Greenpeace warns that a cycle created by the combined affects of global warming and deforestation could cause the "collapse" of the Amazon rainforest.


The Amazon River is being reduced to a trickle in places. The people of the Amazon rely on the river and its tributaries for everything from food to transportation. (Photo courtesy Greenpeace)
"If the landscape I've seen this week is a sign of things to come, we're in serious trouble," Rittl said. "We risk losing the world's largest rainforest, the network of rivers and invaluable and varied life it sustains, much of which we haven't even discovered or researched."

Greenpeace is calling on governments to take urgent action to stop deforestation of the Amazon and commit to the massive reductions in carbon dioxide emissions needed to protect the Earth's biodiversity and millions of people who are at risk from the impacts of climate change and ancient forest destruction.

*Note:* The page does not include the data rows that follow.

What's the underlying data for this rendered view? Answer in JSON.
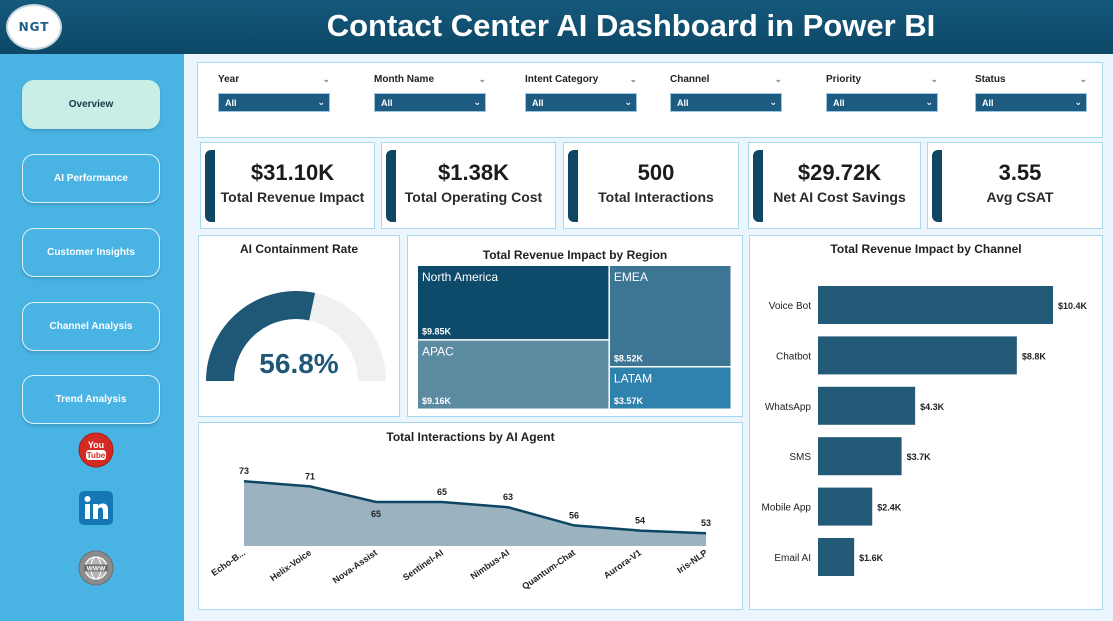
{
  "header": {
    "logo_text": "NGT",
    "title": "Contact Center AI Dashboard in Power BI"
  },
  "sidebar": {
    "items": [
      {
        "label": "Overview",
        "active": true
      },
      {
        "label": "AI Performance"
      },
      {
        "label": "Customer Insights"
      },
      {
        "label": "Channel Analysis"
      },
      {
        "label": "Trend Analysis"
      }
    ],
    "social": [
      {
        "icon": "youtube-icon",
        "label": "You Tube"
      },
      {
        "icon": "linkedin-icon",
        "label": "in"
      },
      {
        "icon": "web-icon",
        "label": "WWW"
      }
    ]
  },
  "filters": [
    {
      "label": "Year",
      "value": "All"
    },
    {
      "label": "Month Name",
      "value": "All"
    },
    {
      "label": "Intent Category",
      "value": "All"
    },
    {
      "label": "Channel",
      "value": "All"
    },
    {
      "label": "Priority",
      "value": "All"
    },
    {
      "label": "Status",
      "value": "All"
    }
  ],
  "kpis": [
    {
      "value": "$31.10K",
      "label": "Total Revenue Impact"
    },
    {
      "value": "$1.38K",
      "label": "Total Operating Cost"
    },
    {
      "value": "500",
      "label": "Total Interactions"
    },
    {
      "value": "$29.72K",
      "label": "Net AI Cost Savings"
    },
    {
      "value": "3.55",
      "label": "Avg CSAT"
    }
  ],
  "colors": {
    "header": "#0d4766",
    "sidebar": "#49b4e4",
    "accent": "#1e5b80",
    "bar": "#235a78",
    "gauge_track": "#f0f0f0",
    "area_fill": "#9bb3c1"
  },
  "chart_data": [
    {
      "type": "gauge",
      "title": "AI Containment Rate",
      "value": 56.8,
      "display": "56.8%",
      "max": 100
    },
    {
      "type": "treemap",
      "title": "Total Revenue Impact by Region",
      "categories": [
        "North America",
        "EMEA",
        "APAC",
        "LATAM"
      ],
      "values": [
        9.85,
        8.52,
        9.16,
        3.57
      ],
      "labels": [
        "$9.85K",
        "$8.52K",
        "$9.16K",
        "$3.57K"
      ],
      "colors": [
        "#0e4a69",
        "#3c7694",
        "#5b8aa1",
        "#2f82ad"
      ]
    },
    {
      "type": "bar",
      "orientation": "horizontal",
      "title": "Total Revenue Impact by Channel",
      "categories": [
        "Voice Bot",
        "Chatbot",
        "WhatsApp",
        "SMS",
        "Mobile App",
        "Email AI"
      ],
      "values": [
        10.4,
        8.8,
        4.3,
        3.7,
        2.4,
        1.6
      ],
      "labels": [
        "$10.4K",
        "$8.8K",
        "$4.3K",
        "$3.7K",
        "$2.4K",
        "$1.6K"
      ]
    },
    {
      "type": "area",
      "title": "Total Interactions by AI Agent",
      "categories": [
        "Echo-B...",
        "Helix-Voice",
        "Nova-Assist",
        "Sentinel-AI",
        "Nimbus-AI",
        "Quantum-Chat",
        "Aurora-V1",
        "Iris-NLP"
      ],
      "values": [
        73,
        71,
        65,
        65,
        63,
        56,
        54,
        53
      ]
    }
  ]
}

Burning of fossil fuels emits carbon dioxide, the principal greenhouse gas, which traps the Sun's heat close to the planet, raising the surface temperature of both land and sea.

Amazonian deforestation and fires account for more than 75 percent of Brazil's greenhouse gas emissions and place it among the top four contributors to global climate change, Greenpeace says.

On Thursday, Greenpeace campaigners in Madrid linked the city's Queen Sofia Museum with deforestation of the Amazone and sealed it off with yellow crime scene tape. The action was prompted by Greenpeace's discovery that the museum's newly opened extension was built using timber bought from companies involved in the illegal logging of the Amazon rainforest.